The easing of censorship laws in the 1970s allowed a group of young Taiwanese directors, among them Edward Yang and Hou Hsiao-hsien (侯孝賢), to make movies with a new level of sophistication. That movement is now known as New Taiwan Cinema (台灣新電影) and it made Taiwan's film industry an international force.

"None of us thought about revolution when we were making those movies," director Chen Kun-ho (陳坤厚) recalled. "We just wanted to make films that were different from our teachers' films."

The advent of New Taiwan Cinema lifted local filmmaking from the staid genres of martial arts, romance and propaganda to a new level that questioned official views of Taiwan's society. In examining the effects of rapid urbanization on traditional society, it gave voice to a new representation of a modern, mutli-ethnic Taiwan.

A retrospective of 40 films entitled Twenty Years of New Taiwan Cinema will examine the legacy of those films two decades later.

Three of Hou Hsiao-hsien's movies will show at the retrospective. They are The Sandwich Man (兒子的大玩偶), based on the stories of novelist Huang Chun-ming (黃春明), and his masterpieces The Time to Live and the Time to Die (童年往事), and Dust in the Wind (戀戀風塵).

The former is autobiographic. The latter is a nostalgic movie about young love.

Edward Yang's acclaimed urban critique Terrorist (恐怖份子) and Chen Kun-ho's Growing Up (小畢的故事), a story about a boy growing up during the turmoil of the 1950s, will also be shown. Growing Up won three Golden Horse awards and was a box office hit as well.

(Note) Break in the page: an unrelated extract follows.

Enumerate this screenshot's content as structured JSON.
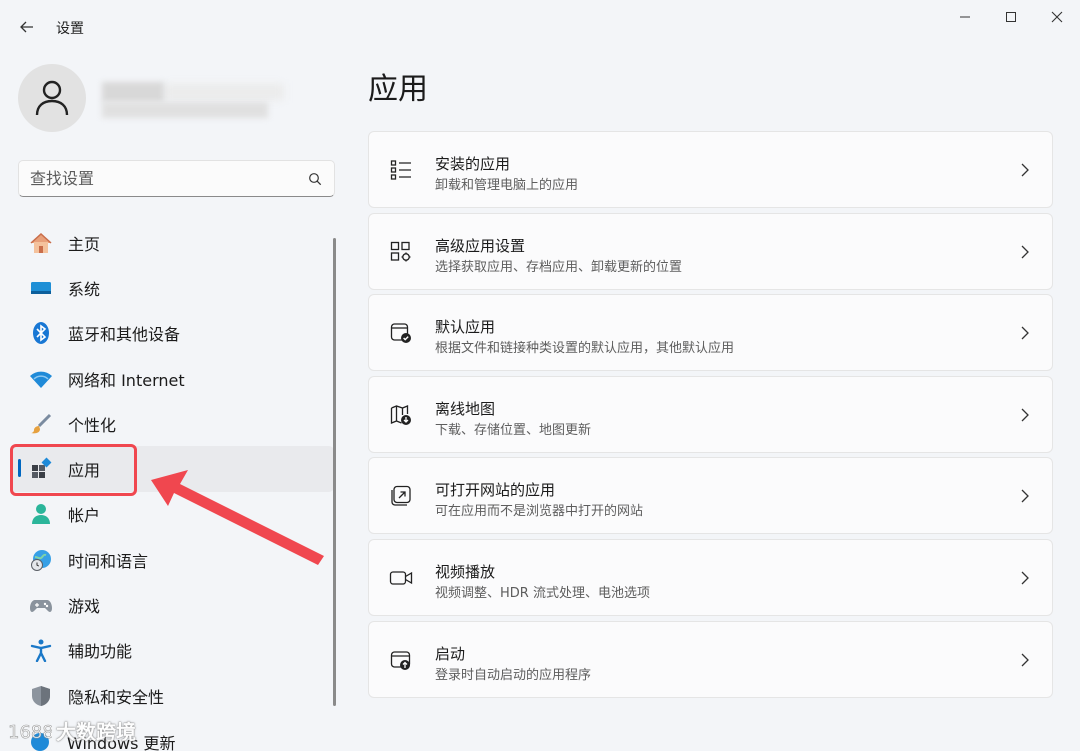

A similar retrospective will also take place at Busan's international film festival, from Nov. 14 to Nov. 23. From New Wave to Independent: Taiwanese Cinema 1982-2002 will see Taiwan's acclaimed director Hou Hsiao-hsien present 20 Taiwanese films at Asia's largest film festival.

20 Years of New Taiwan Cinema

Taipei

Oct. 11, to Oct. 25 at the Westin Hotel, B2, 133 Nanking East Rd., Sec. 3, Taipei (台北市南京東路三段133號B2)

Kaohsiung

nov. 1 to Nov. 14, kaohsiung Film Library, 10 Hohsi Rd., Yencheng District, kaohsiung (高雄市鹽埕區河西路10號)

Hsinchu

Dec. 4 to Dec. 19 at the Hsinchu Film Museum, 65 Chungcheng Rd., Hsinchu (新竹市中正路65號)

Chungli

Oct. 7 to Oct. 10 at the National Central University, 300 Chungta Rd., Chungli City, Taoyuan County (桃園縣中壢市中大路300號)

Tickets:

NT$99, available from tomorrow at ERA ticketing outlets

More program information can be found at: http://www.goldenhorse.org.tw

Tel:02-23883880 ext 26


These retrospectives are a time to celebrate and also a time to reflect on the current state of Taiwanese cinema.

"At that time [20 years ago], a not-so-popular film of mine made NT$7 million at the box office," Chen Kun-ho said. "But now, when a local film makes more than NT$2 million it's considered a big hit and the crew corks open a bottle of champagne."

Sunny Yu (游安順), who played the lead role in Hou Hsiao-hsien's The Time to Live and the Time to Die, said it was a lucky coincidence that he entered the industry when he was 17.

"By the time I got used to things, the industry was shrinking and now it has disappeared," Yu lamented.

Yu left the film industry in 1991 to work in television as an actor and producer.

Actress Wen-ying (文英) has been acting in Taiwanese films for 20 years. She says that 20 years ago the budget for a film was around NT$8 million and the price of a movie ticket was NT$60. Tickets now cost at least NT$200, but "we still have budgets of NT$8 to NT$10 million. This isn't even enough to buy lunch boxes for the crew," she said.

In addition to 28 films selected as representative of New Taiwan Cinema, the screening will include the films of 12 successor filmmakers such as Ang Lee (李安), Tsai Ming-liang (蔡明亮), Ho Ping (何平) and Chang Tso-chi (張作驥).